Ефим снова сморщился.
– Да там такой бред, что я боюсь ты снова свихнешься: Сю, Бо, Го! Возьми любой фэнтезийный хлам и найдешь тех же драконов, русалок, гоблинов, хроноблинов, подземелья и рыцарей, чертей в ступе!..
Он, казалось, был не рад, что проговорился про писания Доктора.
– Зачем? Только голову себе забьешь!
Но Фомин решительно заявил, что без записок Доктора, писать ничего не будет, хоть режь!
– Все вопросы из зала ты задавал? – спросил он неожиданно.
Ефим заржал…
– Но зачем?
– Зачем?! От их вопросов ты бы плакал. Их больше интересует, что такое Лилгва, как она устроена, в сравнении с известными им «органа гениталия феминина», так же ли волнующе?
– Серьезно? Так тот вопрос про Лилгву, был на самом деле задан с познавательной точки зрения?

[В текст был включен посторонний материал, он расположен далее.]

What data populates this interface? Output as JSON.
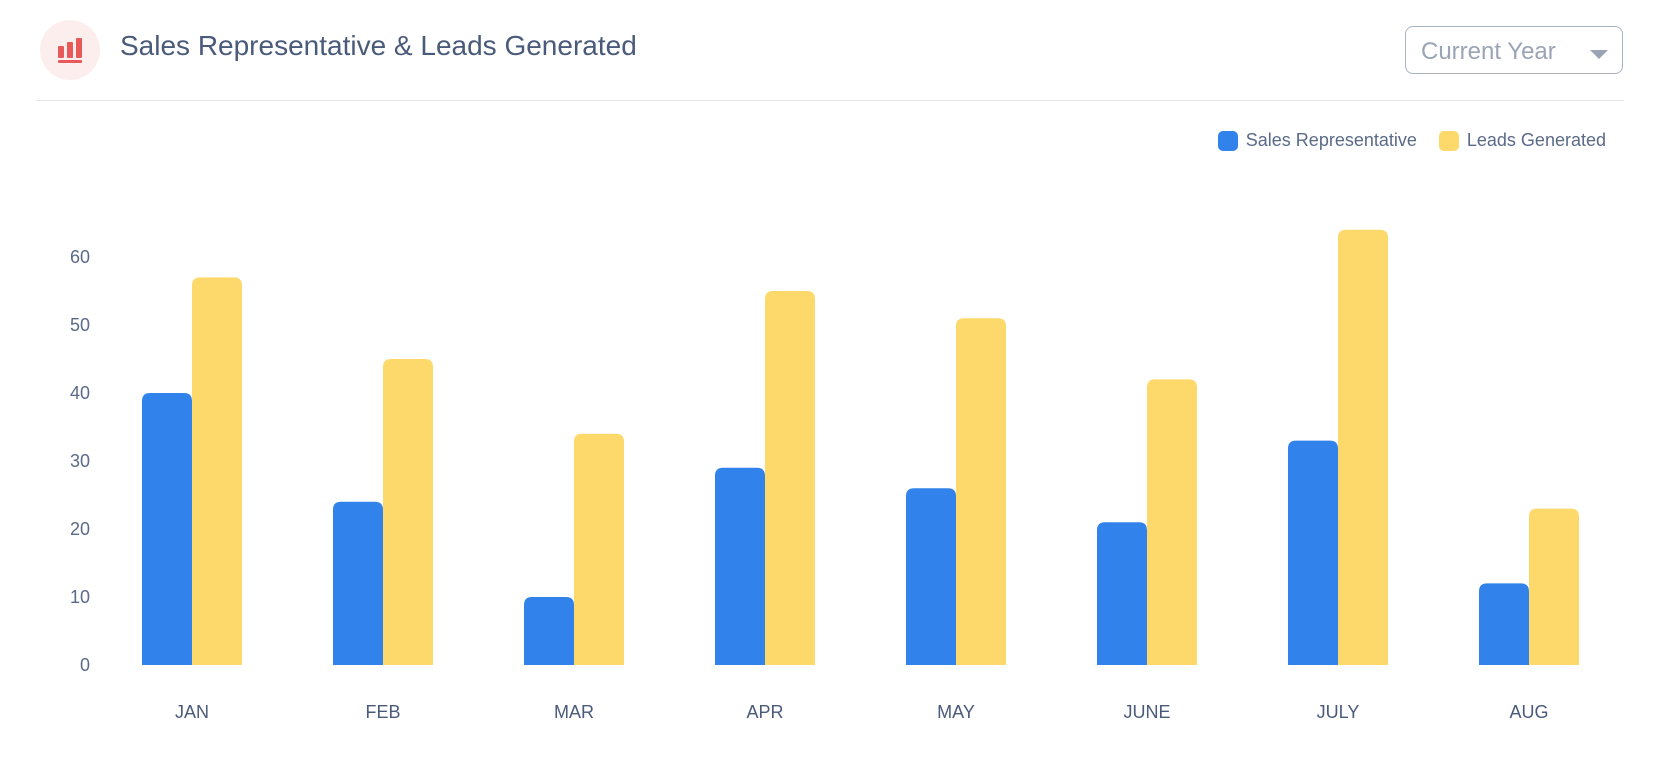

– Ага. Любознатель – испытателю! Серьезнее быть не может. Мы уже устраивали такую встречу, странно, что ты не помнишь, так они засыпали тебя вопросами по анатомии Царицы Ночи. Еще очень жалели, что Фома не пошел в зал для эстетов, а так же – что не трахнул маркизу Гею.
– Княжну, – поправил Фомин. – Разве?
– Ну, вобщем-то, я и сам не понял, а с них что возьмешь? Впрочем, ладно… – Ефим на секунду задумался, потом решительно кивнул головой. – Пойдем ко мне, возьмешь рукописи. Ну и за мной обещанные прогулки…
– Если будешь сам писать! – предупредил он, подняв указательный палец. – Договорились?.. Запомни!